In closing I can only say that as a Catholic Carotta's book has not hurt me at
all. On the contrary: it has had a profound healing effect. But it's not because
of new faith—I've never been much of a "faith-person": I'm strictly against any
metaphysical conjectures, and I see my religion only as a form of social
obligation, of loyalty by oath and of ritual and traditions. So it's not about
faith, but about *fides* and deeper knowledge, including knowledge *about* the
faith and its origins, including an acquisition of a much deeper respect for
religion, because after all, none of them are based on lies but on historical
truth, even if it means that Jesus is actually Divus Iulius, even if it means that
all religions originate from and also define themselves through conflict, war and
violence. Saying it's all only a lie, is wrong, because religions always evolve
over time. Even the gods evolve and have a half-life. Divus Iulius "decayed"

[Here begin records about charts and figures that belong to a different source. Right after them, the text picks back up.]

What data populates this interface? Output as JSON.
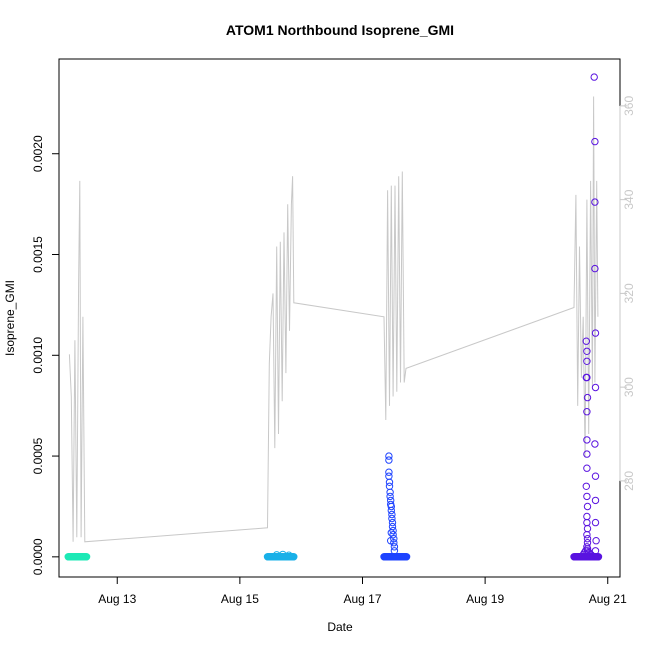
{
  "chart_data": {
    "type": "scatter",
    "title": "ATOM1 Northbound Isoprene_GMI",
    "xlabel": "Date",
    "ylabel": "Isoprene_GMI",
    "x_ticks": [
      "Aug 13",
      "Aug 15",
      "Aug 17",
      "Aug 19",
      "Aug 21"
    ],
    "x_tick_days": [
      13,
      15,
      17,
      19,
      21
    ],
    "xlim": [
      12.05,
      21.2
    ],
    "y_ticks": [
      "0.0000",
      "0.0005",
      "0.0010",
      "0.0015",
      "0.0020"
    ],
    "y_tick_values": [
      0,
      0.0005,
      0.001,
      0.0015,
      0.002
    ],
    "ylim": [
      -0.0001,
      0.00247
    ],
    "y2_ticks": [
      "280",
      "300",
      "320",
      "340",
      "360"
    ],
    "y2_tick_values": [
      280,
      300,
      320,
      340,
      360
    ],
    "y2lim": [
      259.5,
      370.0
    ],
    "y2_color": "#c8c8c8",
    "line_series": {
      "color": "#c8c8c8",
      "axis": "right",
      "points": [
        [
          12.22,
          307
        ],
        [
          12.25,
          298
        ],
        [
          12.28,
          267
        ],
        [
          12.31,
          310
        ],
        [
          12.34,
          268
        ],
        [
          12.37,
          322
        ],
        [
          12.39,
          344
        ],
        [
          12.41,
          268
        ],
        [
          12.44,
          315
        ],
        [
          12.47,
          267
        ],
        [
          15.45,
          270
        ],
        [
          15.48,
          305
        ],
        [
          15.51,
          315
        ],
        [
          15.54,
          320
        ],
        [
          15.57,
          287
        ],
        [
          15.6,
          330
        ],
        [
          15.63,
          290
        ],
        [
          15.66,
          331
        ],
        [
          15.69,
          297
        ],
        [
          15.72,
          333
        ],
        [
          15.75,
          303
        ],
        [
          15.78,
          339
        ],
        [
          15.81,
          312
        ],
        [
          15.84,
          339
        ],
        [
          15.86,
          345
        ],
        [
          15.88,
          318
        ],
        [
          17.35,
          315
        ],
        [
          17.38,
          293
        ],
        [
          17.41,
          342
        ],
        [
          17.44,
          296
        ],
        [
          17.47,
          343
        ],
        [
          17.5,
          298
        ],
        [
          17.53,
          343
        ],
        [
          17.56,
          299
        ],
        [
          17.59,
          345
        ],
        [
          17.62,
          301
        ],
        [
          17.65,
          346
        ],
        [
          17.68,
          301
        ],
        [
          17.71,
          304
        ],
        [
          20.45,
          317
        ],
        [
          20.48,
          341
        ],
        [
          20.51,
          296
        ],
        [
          20.54,
          330
        ],
        [
          20.57,
          302
        ],
        [
          20.6,
          315
        ],
        [
          20.63,
          285
        ],
        [
          20.66,
          340
        ],
        [
          20.69,
          290
        ],
        [
          20.72,
          344
        ],
        [
          20.75,
          300
        ],
        [
          20.77,
          362
        ],
        [
          20.79,
          301
        ],
        [
          20.82,
          344
        ],
        [
          20.84,
          315
        ]
      ]
    },
    "point_series": [
      {
        "color": "#1de9b6",
        "x_range": [
          12.2,
          12.5
        ],
        "baseline": 0.0,
        "spikes": []
      },
      {
        "color": "#1ab0e8",
        "x_range": [
          15.45,
          15.88
        ],
        "baseline": 0.0,
        "spikes": [
          [
            15.6,
            1e-05
          ],
          [
            15.7,
            1.2e-05
          ],
          [
            15.8,
            8e-06
          ]
        ]
      },
      {
        "color": "#1f44ff",
        "x_range": [
          17.35,
          17.72
        ],
        "baseline": 0.0,
        "spikes": [
          [
            17.43,
            0.0005
          ],
          [
            17.43,
            0.00048
          ],
          [
            17.43,
            0.00042
          ],
          [
            17.43,
            0.0004
          ],
          [
            17.44,
            0.00037
          ],
          [
            17.44,
            0.00035
          ],
          [
            17.45,
            0.00032
          ],
          [
            17.45,
            0.0003
          ],
          [
            17.46,
            0.00028
          ],
          [
            17.46,
            0.00026
          ],
          [
            17.47,
            0.00025
          ],
          [
            17.47,
            0.00023
          ],
          [
            17.48,
            0.00021
          ],
          [
            17.48,
            0.00019
          ],
          [
            17.49,
            0.00017
          ],
          [
            17.49,
            0.00015
          ],
          [
            17.5,
            0.00013
          ],
          [
            17.5,
            0.00011
          ],
          [
            17.51,
            9e-05
          ],
          [
            17.51,
            7e-05
          ],
          [
            17.52,
            5e-05
          ],
          [
            17.52,
            3e-05
          ],
          [
            17.47,
            0.00012
          ],
          [
            17.46,
            8e-05
          ]
        ]
      },
      {
        "color": "#5a14e0",
        "x_range": [
          20.45,
          20.85
        ],
        "baseline": 0.0,
        "spikes": [
          [
            20.78,
            0.00238
          ],
          [
            20.79,
            0.00206
          ],
          [
            20.79,
            0.00176
          ],
          [
            20.79,
            0.00143
          ],
          [
            20.8,
            0.00111
          ],
          [
            20.8,
            0.00084
          ],
          [
            20.79,
            0.00056
          ],
          [
            20.8,
            0.0004
          ],
          [
            20.8,
            0.00028
          ],
          [
            20.8,
            0.00017
          ],
          [
            20.81,
            8e-05
          ],
          [
            20.8,
            3e-05
          ],
          [
            20.65,
            0.00107
          ],
          [
            20.66,
            0.00102
          ],
          [
            20.66,
            0.00097
          ],
          [
            20.66,
            0.00089
          ],
          [
            20.65,
            0.00089
          ],
          [
            20.67,
            0.00079
          ],
          [
            20.66,
            0.00072
          ],
          [
            20.66,
            0.00058
          ],
          [
            20.66,
            0.00051
          ],
          [
            20.66,
            0.00044
          ],
          [
            20.65,
            0.00035
          ],
          [
            20.66,
            0.0003
          ],
          [
            20.67,
            0.00025
          ],
          [
            20.66,
            0.0002
          ],
          [
            20.66,
            0.00017
          ],
          [
            20.67,
            0.00014
          ],
          [
            20.66,
            0.00011
          ],
          [
            20.67,
            9e-05
          ],
          [
            20.67,
            7e-05
          ],
          [
            20.66,
            5e-05
          ],
          [
            20.67,
            4e-05
          ],
          [
            20.67,
            3e-05
          ],
          [
            20.68,
            2e-05
          ],
          [
            20.6,
            1e-05
          ],
          [
            20.62,
            2e-05
          ],
          [
            20.64,
            3e-05
          ],
          [
            20.7,
            2e-05
          ],
          [
            20.73,
            1e-05
          ]
        ]
      }
    ],
    "grid": false,
    "legend": "none"
  }
}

shortly after Constantine, i.e. he transformed into Christus, who is kinda like
his "religious daugther nuclide". The "religious radiation" emitted in this long
process at certain times triggered new decay- and transformation-processes: the
imperial cult, Marcion, heretic Christians, Gnostic churches, Islam, later the
Reformation etc.. But that doesn't mean that Christianity or any of these
religions is a lie. It's the nature of things.